Last year during finals week, I finished watching Lost. This finals week has resulted in me sleeping way more than I should, being anti-social with my residents (oops), and a general lack of giving a crap. Not good. Needless to say, I am more than ready for break to begin. I think I was ready whenever I got back from Thanksgiving break.
I've been talking to quite a few people about grad schools lately. Most recently, I talked to my former residence hall director who has since moved on to a different position at a different university. She asked me to tell her what I thought the things that either I think are good about it or what I think it'll be like. Yay Facebook chat (when it works, that is).

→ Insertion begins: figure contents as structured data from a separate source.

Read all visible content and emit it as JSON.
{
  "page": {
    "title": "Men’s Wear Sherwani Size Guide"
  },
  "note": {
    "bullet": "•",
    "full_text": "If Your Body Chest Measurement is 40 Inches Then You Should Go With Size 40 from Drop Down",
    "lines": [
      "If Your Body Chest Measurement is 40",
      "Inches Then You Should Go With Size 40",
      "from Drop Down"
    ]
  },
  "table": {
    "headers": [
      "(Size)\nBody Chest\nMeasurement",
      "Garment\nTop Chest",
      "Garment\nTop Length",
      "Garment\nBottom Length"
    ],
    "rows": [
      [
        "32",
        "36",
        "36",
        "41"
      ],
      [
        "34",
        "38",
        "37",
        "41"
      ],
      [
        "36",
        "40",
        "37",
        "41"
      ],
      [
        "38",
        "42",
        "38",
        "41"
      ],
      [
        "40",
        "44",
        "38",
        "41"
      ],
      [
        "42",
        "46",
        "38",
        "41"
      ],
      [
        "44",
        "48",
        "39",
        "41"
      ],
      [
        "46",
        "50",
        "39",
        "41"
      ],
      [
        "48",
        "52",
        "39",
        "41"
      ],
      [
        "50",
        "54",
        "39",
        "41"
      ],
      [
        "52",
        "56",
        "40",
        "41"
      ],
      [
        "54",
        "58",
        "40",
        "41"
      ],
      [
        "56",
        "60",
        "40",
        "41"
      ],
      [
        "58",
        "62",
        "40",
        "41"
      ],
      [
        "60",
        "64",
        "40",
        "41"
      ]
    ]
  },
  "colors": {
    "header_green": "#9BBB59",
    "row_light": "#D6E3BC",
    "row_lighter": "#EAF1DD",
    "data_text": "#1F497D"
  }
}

I said, "Well, I've realized I really like working with the students, which is why I want to focus on res life (or possibly career counseling on the higher ed level or admissions), the interactions and helping students really learn about themselves and achieving what they are really interested in just makes me happy that somehow, I've been a part of that process." True story. I love this stuff. Sometimes, my job seems like a thankless environment. But then there are those days where my residents really do appreciate what I do, and it means the world to me.
|Yes, Kip, my mom *does* go to college.|
A few minutes ago, I was talking to a friend who is a former CA (same thing as an RA, but different title) from my school about how I want to go somewhere new for grad school. I've lived in the same county for 21 years... my whole life. I go to school half an hour from home. My mom attends the same school (she's a second year grad student this year). My mom is amazing. And, yes, I realize how biased that is.
As we were chatting, he said something that perfectly sums up how I'm feeling about grad school, moving on, dealing with change, etc.:
"I'm scared of change but get bored with the current, odd eh?"
I immediately connected with these words. I'm looking at grad schools that range in distance from 2 hours from home to 14 to on the other side of the country. I suppose now it's time that I focus on what's really important to me, and everything else will fall into place. Only time will tell... And I'm excited to see what's going to happen next.